MESTRES DO CAMINHO: SOBRE O HUMANISMO DE CHE

Che Guevara pagou com a própria vida a coerência com um ideal - Entrevista com João Pedro Stedile
“O humanismo do Che aparece em toda sua vida e suas ações práticas.  Ele sempre colocava o bem-estar e a felicidade do povo pobre em primeiro lugar. Mas identificava que essa ‘libertação’, essa melhoria das condições de vida, somente seriam possíveis como uma ação social, como uma obra coletiva”, afirma João Pedro Stédile, em entrevista concedida por e-mail à IHU On-Line. Stédile é formado em Economia pela Pontifícia Universidade Católica (PUCRS), com pós-graduação na Universidade Nacional Autônoma do México (UNAM). O gaúcho de Lagoa Vermelha é um dos fundadores do Movimento dos Trabalhadores Rurais Sem Terra (MST), e, atualmente, membro da sua direção nacional.
IHU On-Line - Qual é o maior legado de Che Guevara para a cultura e a política latino-americana?
João Pedro Stédile - O maior legado de Che para a cultura latino-americana foi ele ter dado concretude, na prática, nas suas ações políticas, à defesa do velho sonho da pátria grande americana. Ou seja, ele soube interpretar que o nosso continente tinha sido dominado por uma forma específica de capitalismo que subordinava a todos e todas. E que, ao mesmo tempo, havia uma formação antropológica, sócia e cultural, que transformava o povo de cada país num imenso povo latino-americano. Além disso, compreendeu que o futuro desse povo, independente do território específico em que morava, seu destino, seu futuro, estava unido. Não é possível a libertação de um só país, de um só povo latino-americano. Nesse sentido, as idéias agora recuperadas e colocadas em práticas pela ALBA (Aliança Bolivariana das Américas) são a concretude de seu legado.

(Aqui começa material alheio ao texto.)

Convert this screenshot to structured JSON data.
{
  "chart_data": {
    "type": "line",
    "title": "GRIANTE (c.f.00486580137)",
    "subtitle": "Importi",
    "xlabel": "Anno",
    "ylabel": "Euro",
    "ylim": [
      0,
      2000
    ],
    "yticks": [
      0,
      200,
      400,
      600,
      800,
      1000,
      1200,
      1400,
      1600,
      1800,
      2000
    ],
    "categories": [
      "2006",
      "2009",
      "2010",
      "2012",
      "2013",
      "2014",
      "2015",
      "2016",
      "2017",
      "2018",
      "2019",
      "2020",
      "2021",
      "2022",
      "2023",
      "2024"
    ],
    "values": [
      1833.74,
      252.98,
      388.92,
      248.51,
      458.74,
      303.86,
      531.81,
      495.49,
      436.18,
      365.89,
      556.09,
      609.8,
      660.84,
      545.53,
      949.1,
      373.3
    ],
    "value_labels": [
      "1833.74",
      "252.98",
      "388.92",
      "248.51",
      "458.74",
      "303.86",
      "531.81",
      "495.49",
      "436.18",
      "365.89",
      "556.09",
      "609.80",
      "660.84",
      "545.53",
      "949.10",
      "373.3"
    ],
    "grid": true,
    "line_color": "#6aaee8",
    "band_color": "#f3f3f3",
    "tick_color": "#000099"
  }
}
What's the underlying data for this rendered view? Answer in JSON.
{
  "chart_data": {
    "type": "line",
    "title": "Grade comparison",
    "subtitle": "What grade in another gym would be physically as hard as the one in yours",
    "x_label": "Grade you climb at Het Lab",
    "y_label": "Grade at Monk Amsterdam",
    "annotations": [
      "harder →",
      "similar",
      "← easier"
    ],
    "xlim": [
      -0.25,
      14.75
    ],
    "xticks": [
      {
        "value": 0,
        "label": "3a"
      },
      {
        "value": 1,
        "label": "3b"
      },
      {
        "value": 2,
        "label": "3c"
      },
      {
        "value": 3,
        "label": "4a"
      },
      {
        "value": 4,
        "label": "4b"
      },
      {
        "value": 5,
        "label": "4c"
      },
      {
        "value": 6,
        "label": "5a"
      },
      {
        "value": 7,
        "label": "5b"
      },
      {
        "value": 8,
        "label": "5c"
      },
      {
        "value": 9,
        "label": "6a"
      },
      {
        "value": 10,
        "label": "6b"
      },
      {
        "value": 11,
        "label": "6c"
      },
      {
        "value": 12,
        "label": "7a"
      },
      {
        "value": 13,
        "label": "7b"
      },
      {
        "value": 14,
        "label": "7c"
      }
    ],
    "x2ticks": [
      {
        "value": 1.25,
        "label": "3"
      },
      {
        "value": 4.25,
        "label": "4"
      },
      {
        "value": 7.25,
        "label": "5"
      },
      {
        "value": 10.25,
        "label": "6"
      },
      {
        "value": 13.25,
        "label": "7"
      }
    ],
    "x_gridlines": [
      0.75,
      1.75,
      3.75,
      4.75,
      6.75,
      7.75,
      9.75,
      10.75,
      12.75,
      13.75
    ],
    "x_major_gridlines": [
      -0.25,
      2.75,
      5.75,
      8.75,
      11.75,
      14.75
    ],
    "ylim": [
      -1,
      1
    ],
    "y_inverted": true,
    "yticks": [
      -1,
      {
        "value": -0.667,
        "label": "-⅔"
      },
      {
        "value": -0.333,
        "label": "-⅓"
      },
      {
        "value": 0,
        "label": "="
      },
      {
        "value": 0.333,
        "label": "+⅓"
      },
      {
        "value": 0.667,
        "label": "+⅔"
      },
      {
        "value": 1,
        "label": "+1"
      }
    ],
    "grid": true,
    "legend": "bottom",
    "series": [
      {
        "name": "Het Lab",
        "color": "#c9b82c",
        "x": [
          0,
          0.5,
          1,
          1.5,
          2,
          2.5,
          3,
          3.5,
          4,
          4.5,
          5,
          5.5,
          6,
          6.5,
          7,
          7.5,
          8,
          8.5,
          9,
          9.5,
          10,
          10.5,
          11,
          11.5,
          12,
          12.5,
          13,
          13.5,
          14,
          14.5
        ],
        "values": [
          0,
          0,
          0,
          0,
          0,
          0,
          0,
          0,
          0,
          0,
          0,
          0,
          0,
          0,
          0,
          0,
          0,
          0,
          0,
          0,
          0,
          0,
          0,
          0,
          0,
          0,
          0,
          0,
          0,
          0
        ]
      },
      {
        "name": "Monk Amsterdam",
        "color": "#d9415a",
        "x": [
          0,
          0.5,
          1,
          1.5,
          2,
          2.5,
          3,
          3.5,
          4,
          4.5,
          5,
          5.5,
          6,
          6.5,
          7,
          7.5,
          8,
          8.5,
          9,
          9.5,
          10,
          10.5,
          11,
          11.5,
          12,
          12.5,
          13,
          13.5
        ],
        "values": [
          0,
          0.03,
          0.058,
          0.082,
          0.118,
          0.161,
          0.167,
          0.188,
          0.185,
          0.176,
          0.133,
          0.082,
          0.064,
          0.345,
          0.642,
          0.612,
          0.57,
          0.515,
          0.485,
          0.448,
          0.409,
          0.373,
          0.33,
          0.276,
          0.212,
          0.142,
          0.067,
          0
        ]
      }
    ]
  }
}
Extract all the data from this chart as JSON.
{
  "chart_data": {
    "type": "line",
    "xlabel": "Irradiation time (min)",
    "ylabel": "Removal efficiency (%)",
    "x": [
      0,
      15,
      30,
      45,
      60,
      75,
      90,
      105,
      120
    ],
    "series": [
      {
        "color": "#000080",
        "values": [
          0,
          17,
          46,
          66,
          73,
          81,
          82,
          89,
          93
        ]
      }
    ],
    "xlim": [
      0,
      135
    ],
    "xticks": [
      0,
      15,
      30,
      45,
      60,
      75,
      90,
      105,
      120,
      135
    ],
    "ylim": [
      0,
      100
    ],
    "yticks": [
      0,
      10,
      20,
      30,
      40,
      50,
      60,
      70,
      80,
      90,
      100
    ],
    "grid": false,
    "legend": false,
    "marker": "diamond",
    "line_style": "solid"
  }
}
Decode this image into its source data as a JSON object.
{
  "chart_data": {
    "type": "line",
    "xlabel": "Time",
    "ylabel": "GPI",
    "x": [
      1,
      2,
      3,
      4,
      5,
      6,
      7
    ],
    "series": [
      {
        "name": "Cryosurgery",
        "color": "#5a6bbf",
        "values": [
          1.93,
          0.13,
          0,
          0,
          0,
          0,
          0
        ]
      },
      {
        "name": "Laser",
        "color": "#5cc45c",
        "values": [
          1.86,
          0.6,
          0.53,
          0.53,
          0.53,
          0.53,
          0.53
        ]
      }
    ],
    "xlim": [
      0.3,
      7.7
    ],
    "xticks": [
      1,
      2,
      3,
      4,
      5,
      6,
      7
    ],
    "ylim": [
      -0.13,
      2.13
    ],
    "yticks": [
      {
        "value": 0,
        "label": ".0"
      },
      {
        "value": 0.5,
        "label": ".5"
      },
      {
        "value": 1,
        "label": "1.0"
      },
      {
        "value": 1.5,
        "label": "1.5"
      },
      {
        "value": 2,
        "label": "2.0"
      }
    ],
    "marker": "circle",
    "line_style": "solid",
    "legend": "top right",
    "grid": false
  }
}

IHU On-Line - Em que sentido Che Guevara inspira a luta do MST?
João Pedro Stédile - Para os militantes do MST, o exemplo da vida de Che Guevara nos inspira e alenta em muitos aspectos, mas, sobretudo, nos valores que ele praticou. Talvez tenha sido um dos poucos líderes populares latino-americanos que viveu intensamente e coerentemente com tudo o que pensava e defendia na teoria nas teses políticas. E essa coerência de vida nos deu como legado o seu espírito humanista, de sacrifício. Che era o primeiro no trabalho e no estudo, e o último na fila da comida e do lazer. E praticou isso, mesmo ocupando os mais altos cargos públicos, como ministro da Revolução Cubana. Ele estimulava a necessidade do estudo, de que todos deviam, todo o tempo, procurar estudar, se aperfeiçoar. Como ele costumava dizer, “dominar os conhecimentos científicos, para resolver mais rápido os problemas sociais e assim melhorar as condições de vida do povo”.
IHU On-Line - Che Guevara gerava revoltas populares?
João Pedro Stédile - Che não gerava revoltas populares. Che teve talvez uma sorte histórica, de ter vivido seus melhores anos de vida durante um período histórico de reascenso do movimento de massas. Assim, uniu sua generosidade, sua disposição de luta, seu espírito de sacrifício, com os processos sociais que estavam em curso. Quando Che chegou na Guatemala, já havia uma revolução social em curso, sob a intervenção das forças norte-americanas. Depois, quando se envolveu com o processo revolucionário cubano, havia dezenas de anos de acúmulo de forças, do Movimento 26 de julho[1], do partido socialista cubano. Da mesma forma, quando se somou no Congo e na Bolívia, também havia processos de organização popular há muito tempo. Ou seja, deu a coincidência de ele viver justamente o reascenso continental de massas, entre 1950 e 1967. 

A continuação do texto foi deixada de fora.